As with MoF Regulation No. 8/2024, the reporting and amendment of the monthly LST returns on the importation/delivery of certain luxury EVs from January to December 2024 can be treated as realisation reports if submitted by January 31 2025.

MoF Regulation No. 10/2024

This regulation includes an additional section that outlines the procedures, terms, and regulations regarding the importation of battery-based electric motorised vehicles in the battery EV programme, including incentives in terms of import duty rates. This aims to encourage a transition from fossil energy to electric energy, attract investment, and increase domestic production of battery-based electric motorised vehicles, while ensuring compliance with the regulatory framework.
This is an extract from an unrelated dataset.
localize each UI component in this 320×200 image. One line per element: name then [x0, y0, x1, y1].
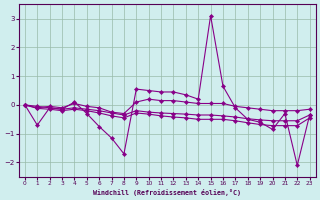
X-axis label: Windchill (Refroidissement éolien,°C): Windchill (Refroidissement éolien,°C) [93, 189, 241, 196]
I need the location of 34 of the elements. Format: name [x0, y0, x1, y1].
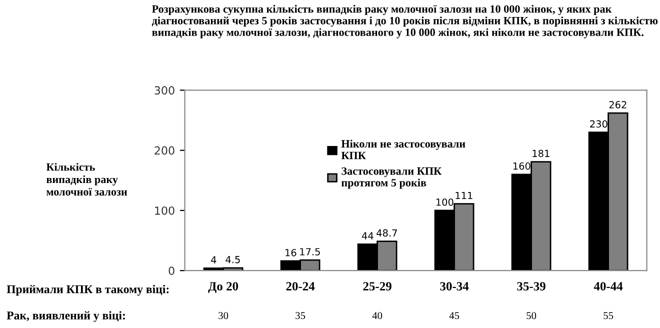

The salient points of this regulation are as follows:

Import duty rates – a tariff post subject to 0% import duty has been established until December 31 2025. This tariff post covers types of battery-based electric motorised vehicles, which are included in tariff lines 8703.80.17, 8703.80.18, and 8703.80.19, and tariff lines 8703.80.97, 8703.80.98, and 8703.80.99. This import duty rate applies to the importation of battery-powered electric motorised vehicles by business entities that meet the criteria set forth in Regulation No. 6 of 2023 issued by the minister of investment/head of the Investment Coordinating Board (BKPM).

Terms of use of import duty tariffs – to enjoy the import duty incentive, importers must fulfil the following conditions:

Attach a letter of approval for import incentives and/or the delivery of four-wheeled battery-based electric motor vehicles issued by the Ministry of Investment/BKPM; and

Include facility code 87 for approval of the use of incentives for import/delivery of four-wheeled battery-based electric motor vehicles in the column regarding fulfilment of import requirements/facilities in the PIB document.

Validation process – the Indonesian National Single Window System validates data elements in goods import notification documents. If the validation results are inappropriate, the system returns the document to the importer for correction.

Manual procedures – customs officers will conduct research and withhold manually if the withholding process cannot be completed using the Indonesian National Single Window System.